We also need to make a very clear distinction. What is happening in the US with the current riots is a very particular period of the movement which exists right there, right now. We should under no circumstances be promoting solidarity demonstrations with the idea that we will be rioting in solidarity. As I stated earlier a riot is not a planned action, and - if it were it very quickly becomes an exclusive and dangerous, small group of people - when we need the largest possible mass of people on the streets if we really want to shut things down.

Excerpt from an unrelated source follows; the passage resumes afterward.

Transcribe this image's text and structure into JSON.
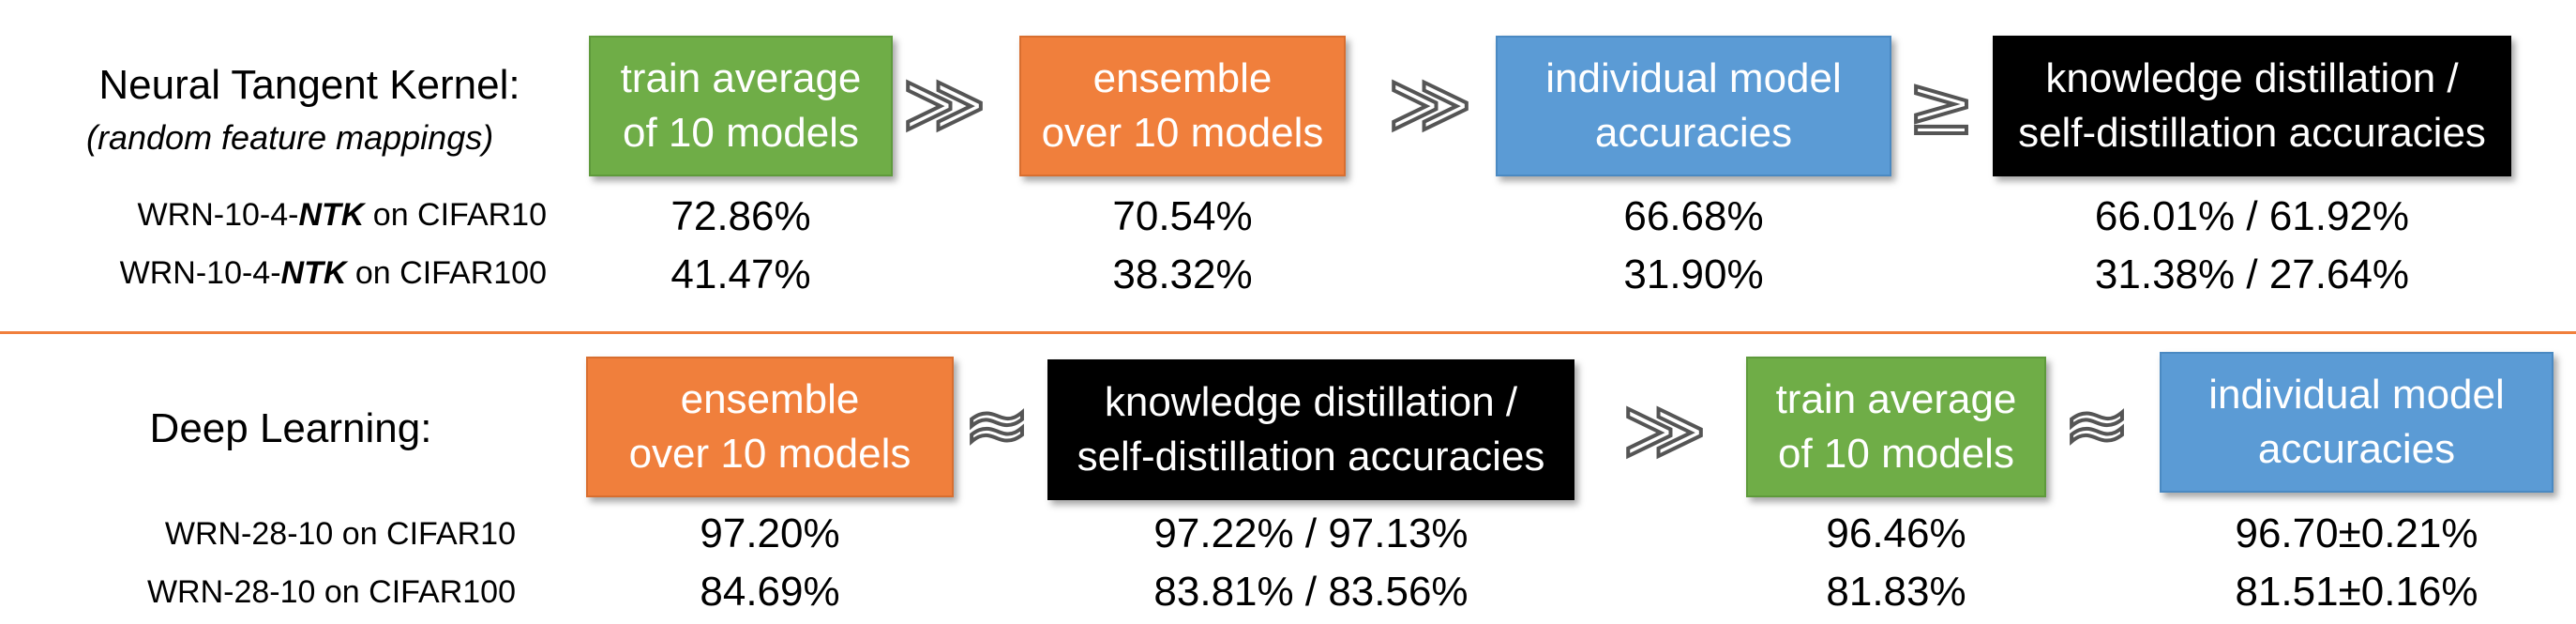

We need to be promoting solidarity demonstrations to be safe, maintain social distancing, wear masks, arrive with people you know or meet people there, bring water and food and look after each other. Be as visible as possible in the streets and on social media so the US protestors and people affected by racism all over the world know that we are here.


Ultimately we are in a global system and we need a global movement in order to change things. We must organise in our workplaces to bring our colleagues into the streets or to send solidarity messages, in our local communities we need to build links and prepare for struggle. This system isn’t going to change unless we change it and no matter where we are we all know it needs changing.


Antony Hamilton is a Berlin based graphic designer and socialist activist from the UK. he is the  author of 'A rebel's guide to Malcolm X'. This article was written for theleftberlin.com.